Detoxification process can be different for every patient when it comes to symptoms and time taken for the process to complete. Usually, withdrawal symptoms start to appear within hours of last dosage. Here is a timeline for amphetamine withdrawal:

  • Days 1 to 3:
    Withdrawal symptoms appear and cravings start to kick in. the patient feels restless and irritated because of the cravings. The physical symptoms that appear at this stage include dizziness, headache, restless sleep and exhaustion while the psychological ones maybe depression and irritability.
  • Days 4 to 8:
    If the patient successfully manages to resist amphetamine during the first three days, the symptoms usually begin to get better from day 4 and onwards. Though the symptoms still persist, but the severity is decreased.
  • Days 9 to 14:
    The patient starts to experience difficulty falling asleep, disturbed sleep, insomnia and nightmares. The patient also feels excessively hungry. Mood swings are also common.
  • Days 15 to 28:
    From this day to onwards, symptoms improve a great deal. The body has already excreted most of the amphetamine. Cravings still exist.

It may take longer or shorter for some people to go through the process but recovery is possible for everyone.
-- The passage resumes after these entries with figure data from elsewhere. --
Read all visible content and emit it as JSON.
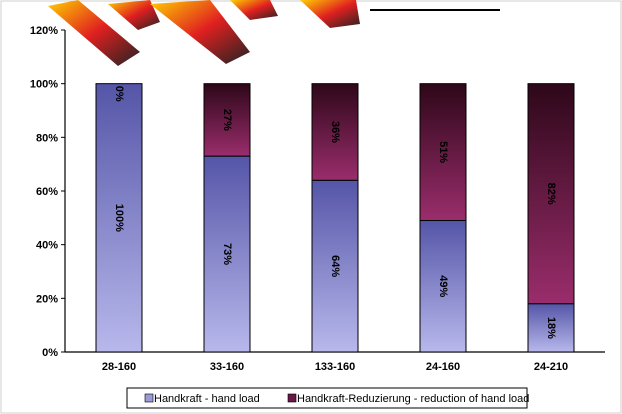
{
  "chart_data": {
    "type": "bar",
    "stacked": true,
    "percent_stacked": true,
    "categories": [
      "28-160",
      "33-160",
      "133-160",
      "24-160",
      "24-210"
    ],
    "series": [
      {
        "name": "Handkraft - hand load",
        "values": [
          100,
          73,
          64,
          49,
          18
        ],
        "labels": [
          "100%",
          "73%",
          "64%",
          "49%",
          "18%"
        ],
        "color_light": "#b3b3e6",
        "color_dark": "#5a5aa8"
      },
      {
        "name": "Handkraft-Reduzierung - reduction of hand load",
        "values": [
          0,
          27,
          36,
          51,
          82
        ],
        "labels": [
          "0%",
          "27%",
          "36%",
          "51%",
          "82%"
        ],
        "color_light": "#8c2a63",
        "color_dark": "#3a0a24"
      }
    ],
    "y_ticks": [
      "0%",
      "20%",
      "40%",
      "60%",
      "80%",
      "100%",
      "120%"
    ],
    "ylim": [
      0,
      120
    ],
    "title": "",
    "xlabel": "",
    "ylabel": "",
    "legend_position": "bottom",
    "grid": false
  }
}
Is It Possible to Die From Amphetamine Withdrawal?

It is unlikely to die from amphetamine withdrawal but not impossible. Death usually results due to severe dehydration and malnutrition which is a side effect of amphetamine withdrawal. Also the symptoms like depression and hallucinations may lead the patient into a state of despair. In rare case, patients start to have suicidal tendencies that may cause him to end up their own life so it is not recommended to go through withdrawal without medical supervision.

Medications Used to Ease the Process of Withdrawal:

There a number of over the counter drugs that can be prescribed by the doctor to make the process of withdrawal less painful.  For example:

  • Antidepressants to manage the depression produced due to withdrawal. Using antidepressants under the supervision of a doctor is important because these drugs are addictive themselves.
  • Anti-anxiety medications to cope with anxiety produced due to withdrawal.
  • Sleeping pills to help the patient sleep.
  • Pain killers to alleviate body aches.
  • A number of other drugs to facilitate the process of recovery.